Tenente Dirceu Cardoso Gonçalves – dirigente da ASPOMIL (Associação de Assist. Social dos Policiais Militares de São Paulo)
O país assistiu incrédulo a preparação da greve na magistratura federal, programada para esse 15 de março, pela manutenção do auxílio-moradia de R$ 4 mil reais, que tanta polêmica tem causado nos últimos meses. O cidadão comum, que vive de salário mínimo ou pouco mais, se sente ultrajado com um benefício de tal magnitude – maior do que o ganho inteiro da maioria da população – a profissionais que remunerados com até 30 mil mensais. A greve anunciada é de juízes, mas os beneficiários dessa benesse são muitos servidores públicos de alto escalão também do Executivo e do Legislativo que, pelo senso geral, já que ganham bons salários e deveriam pelo menos arcar com as despesas de ordem pessoal. Além do auxílio moradia oferecido de forma genérica, ainda existem incentivos educacionais para si e filhos, algo que também é duro passar pela garganta do povo que, se não conseguir vaga em escola pública, tem de arcar com os custos de anuidades e materiais educacionais.

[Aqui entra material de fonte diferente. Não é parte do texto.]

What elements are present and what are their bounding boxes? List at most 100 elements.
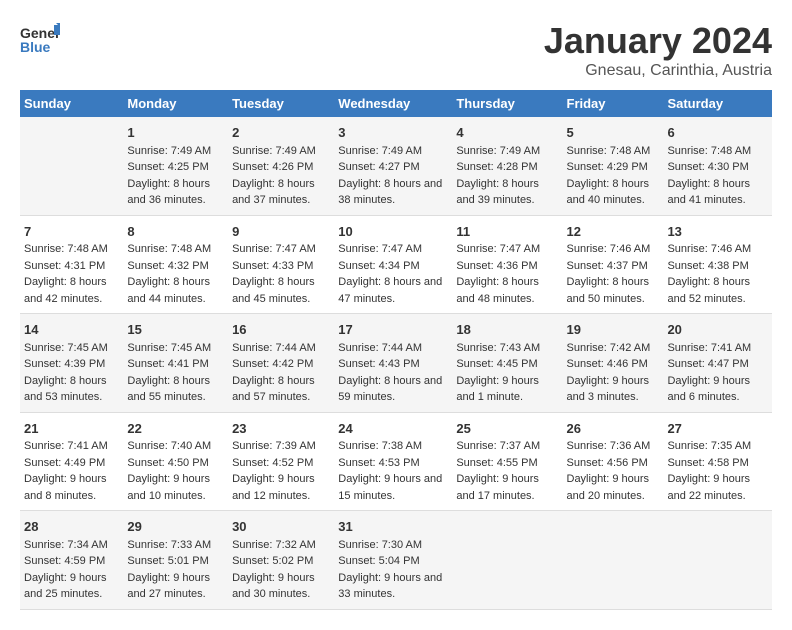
sunset-text: Sunset: 4:59 PM (24, 553, 119, 570)
week-row-5: 28Sunrise: 7:34 AMSunset: 4:59 PMDayligh… (20, 511, 772, 610)
day-number: 15 (127, 320, 224, 340)
sunrise-text: Sunrise: 7:49 AM (456, 143, 558, 160)
cell-w2-d2: 8Sunrise: 7:48 AMSunset: 4:32 PMDaylight… (123, 215, 228, 314)
daylight-text: Daylight: 9 hours and 20 minutes. (567, 471, 660, 504)
day-number: 6 (667, 123, 768, 143)
cell-w3-d4: 17Sunrise: 7:44 AMSunset: 4:43 PMDayligh… (334, 314, 452, 413)
day-number: 18 (456, 320, 558, 340)
header-saturday: Saturday (663, 90, 772, 117)
sunset-text: Sunset: 4:41 PM (127, 356, 224, 373)
sunset-text: Sunset: 4:30 PM (667, 159, 768, 176)
daylight-text: Daylight: 9 hours and 1 minute. (456, 373, 558, 406)
sunset-text: Sunset: 4:42 PM (232, 356, 330, 373)
day-number: 3 (338, 123, 448, 143)
cell-w5-d5 (452, 511, 562, 610)
cell-w2-d7: 13Sunrise: 7:46 AMSunset: 4:38 PMDayligh… (663, 215, 772, 314)
logo: General Blue (20, 20, 60, 65)
sunset-text: Sunset: 5:02 PM (232, 553, 330, 570)
daylight-text: Daylight: 8 hours and 52 minutes. (667, 274, 768, 307)
sunrise-text: Sunrise: 7:35 AM (667, 438, 768, 455)
day-number: 20 (667, 320, 768, 340)
day-number: 28 (24, 517, 119, 537)
cell-w4-d7: 27Sunrise: 7:35 AMSunset: 4:58 PMDayligh… (663, 412, 772, 511)
week-row-3: 14Sunrise: 7:45 AMSunset: 4:39 PMDayligh… (20, 314, 772, 413)
sunrise-text: Sunrise: 7:45 AM (127, 340, 224, 357)
sunset-text: Sunset: 4:37 PM (567, 258, 660, 275)
daylight-text: Daylight: 8 hours and 53 minutes. (24, 373, 119, 406)
sunset-text: Sunset: 4:25 PM (127, 159, 224, 176)
sunrise-text: Sunrise: 7:41 AM (24, 438, 119, 455)
cell-w2-d1: 7Sunrise: 7:48 AMSunset: 4:31 PMDaylight… (20, 215, 123, 314)
header-wednesday: Wednesday (334, 90, 452, 117)
cell-w4-d2: 22Sunrise: 7:40 AMSunset: 4:50 PMDayligh… (123, 412, 228, 511)
daylight-text: Daylight: 8 hours and 44 minutes. (127, 274, 224, 307)
sunrise-text: Sunrise: 7:40 AM (127, 438, 224, 455)
day-number: 19 (567, 320, 660, 340)
cell-w4-d5: 25Sunrise: 7:37 AMSunset: 4:55 PMDayligh… (452, 412, 562, 511)
day-number: 12 (567, 222, 660, 242)
day-number: 14 (24, 320, 119, 340)
cell-w5-d3: 30Sunrise: 7:32 AMSunset: 5:02 PMDayligh… (228, 511, 334, 610)
cell-w2-d6: 12Sunrise: 7:46 AMSunset: 4:37 PMDayligh… (563, 215, 664, 314)
day-number: 30 (232, 517, 330, 537)
daylight-text: Daylight: 8 hours and 37 minutes. (232, 176, 330, 209)
svg-text:Blue: Blue (20, 39, 51, 55)
sunrise-text: Sunrise: 7:49 AM (338, 143, 448, 160)
day-number: 9 (232, 222, 330, 242)
day-number: 29 (127, 517, 224, 537)
sunset-text: Sunset: 4:45 PM (456, 356, 558, 373)
cell-w4-d6: 26Sunrise: 7:36 AMSunset: 4:56 PMDayligh… (563, 412, 664, 511)
day-number: 16 (232, 320, 330, 340)
sunset-text: Sunset: 4:27 PM (338, 159, 448, 176)
daylight-text: Daylight: 9 hours and 10 minutes. (127, 471, 224, 504)
daylight-text: Daylight: 9 hours and 27 minutes. (127, 570, 224, 603)
daylight-text: Daylight: 9 hours and 6 minutes. (667, 373, 768, 406)
daylight-text: Daylight: 8 hours and 45 minutes. (232, 274, 330, 307)
cell-w2-d5: 11Sunrise: 7:47 AMSunset: 4:36 PMDayligh… (452, 215, 562, 314)
cell-w1-d4: 3Sunrise: 7:49 AMSunset: 4:27 PMDaylight… (334, 117, 452, 215)
daylight-text: Daylight: 9 hours and 22 minutes. (667, 471, 768, 504)
sunrise-text: Sunrise: 7:37 AM (456, 438, 558, 455)
sunrise-text: Sunrise: 7:48 AM (667, 143, 768, 160)
sunrise-text: Sunrise: 7:36 AM (567, 438, 660, 455)
sunrise-text: Sunrise: 7:49 AM (127, 143, 224, 160)
sunrise-text: Sunrise: 7:46 AM (667, 241, 768, 258)
header-thursday: Thursday (452, 90, 562, 117)
day-number: 17 (338, 320, 448, 340)
cell-w4-d4: 24Sunrise: 7:38 AMSunset: 4:53 PMDayligh… (334, 412, 452, 511)
cell-w3-d3: 16Sunrise: 7:44 AMSunset: 4:42 PMDayligh… (228, 314, 334, 413)
daylight-text: Daylight: 9 hours and 33 minutes. (338, 570, 448, 603)
sunset-text: Sunset: 5:01 PM (127, 553, 224, 570)
daylight-text: Daylight: 8 hours and 55 minutes. (127, 373, 224, 406)
sunset-text: Sunset: 4:56 PM (567, 455, 660, 472)
sunrise-text: Sunrise: 7:30 AM (338, 537, 448, 554)
daylight-text: Daylight: 9 hours and 30 minutes. (232, 570, 330, 603)
day-number: 22 (127, 419, 224, 439)
page-header: General Blue January 2024 Gnesau, Carint… (20, 20, 772, 80)
daylight-text: Daylight: 9 hours and 8 minutes. (24, 471, 119, 504)
sunset-text: Sunset: 4:33 PM (232, 258, 330, 275)
cell-w5-d7 (663, 511, 772, 610)
week-row-4: 21Sunrise: 7:41 AMSunset: 4:49 PMDayligh… (20, 412, 772, 511)
daylight-text: Daylight: 9 hours and 3 minutes. (567, 373, 660, 406)
sunrise-text: Sunrise: 7:47 AM (232, 241, 330, 258)
day-number: 24 (338, 419, 448, 439)
sunset-text: Sunset: 4:28 PM (456, 159, 558, 176)
day-number: 8 (127, 222, 224, 242)
sunrise-text: Sunrise: 7:44 AM (338, 340, 448, 357)
week-row-1: 1Sunrise: 7:49 AMSunset: 4:25 PMDaylight… (20, 117, 772, 215)
sunset-text: Sunset: 4:53 PM (338, 455, 448, 472)
cell-w1-d5: 4Sunrise: 7:49 AMSunset: 4:28 PMDaylight… (452, 117, 562, 215)
daylight-text: Daylight: 8 hours and 47 minutes. (338, 274, 448, 307)
sunset-text: Sunset: 4:49 PM (24, 455, 119, 472)
cell-w5-d4: 31Sunrise: 7:30 AMSunset: 5:04 PMDayligh… (334, 511, 452, 610)
daylight-text: Daylight: 8 hours and 38 minutes. (338, 176, 448, 209)
cell-w2-d3: 9Sunrise: 7:47 AMSunset: 4:33 PMDaylight… (228, 215, 334, 314)
sunset-text: Sunset: 4:43 PM (338, 356, 448, 373)
cell-w1-d7: 6Sunrise: 7:48 AMSunset: 4:30 PMDaylight… (663, 117, 772, 215)
title-section: January 2024 Gnesau, Carinthia, Austria (544, 20, 772, 80)
day-number: 21 (24, 419, 119, 439)
header-friday: Friday (563, 90, 664, 117)
day-number: 1 (127, 123, 224, 143)
cell-w4-d1: 21Sunrise: 7:41 AMSunset: 4:49 PMDayligh… (20, 412, 123, 511)
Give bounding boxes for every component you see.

A greve, salvo melhor juízo, deve ser o último recurso. Utilizado quando pereceram todas as tentativas de negociação e entendimento. Lamentavelmente, não é isso que tem ocorrido no nosso judiado país, onde se coloca a paralisação como começo de conversa. A dos magistrados, ao que parece, é a primeira grande atitude de uma classe cujo trabalho é de absoluto interesse social e estratégico. Da mesma forma que militares não podem fazer greve, juízes também não poderiam pois, na sua falta, não há quem decida as demandas da sociedade. O mais indicado seria os srs. magistrados agirem da mesma forma que as outras classes de trabalhadores estratégicos. Recorrer à Justiça para dirimir as dúvidas quanto ao direito de receber ou não o auxílio que, por ser genérico, pode ser classificado como complementação salarial. A decisão judicial é soberana e tem o condão de tornar-se parâmetro, eliminando a contenda.
A questão dos ganhos e dos penduricalhos que muitas vezes levam o salário à estratosfera é grave e altamente pertinente, especialmente num momento em que o governo insiste em retardar a aposentadoria dos trabalhadores que ganham baixos salários. Suas excelências, por mais razão que possam ter, não deveriam utilizar a paralisação do trabalho como instrumento de força. A discussão transparente deveria ser o caminho, especialmente por parte daqueles que, pela natureza de função que exercem e pela fé pública que lhes é conferida pela função, têm grande peso na estrutura social do país e devem ser o sustentáculo nos momentos de crise e instabilidade.
O Brasil necessita de ampla redistribuição de rendas. Já existe na legislação o limite de R$ 33 mil mensais – um bom salário – como rendimento máximo do servidor público. Infelizmente, a prática leva ao seu extrapolamento através de brechas descobertas e cultivadas na legislação pátria. É preciso buscar o ponto de equilíbrio e do bom senso para evitar a ampliação do hoje fosso existente entre a sociedade dos cidadãos comuns e a das castas da administração pública. Tem de acabar, especialmente, o constrangimento provocado pela transparência e divulgação dos salários e vantagens tanto dos que ganham pouco (e têm vergonha disso) quanto dos que, além dos elevados salários, dispõem de artifícios que elevam seus ganhos e os tornam questionáveis.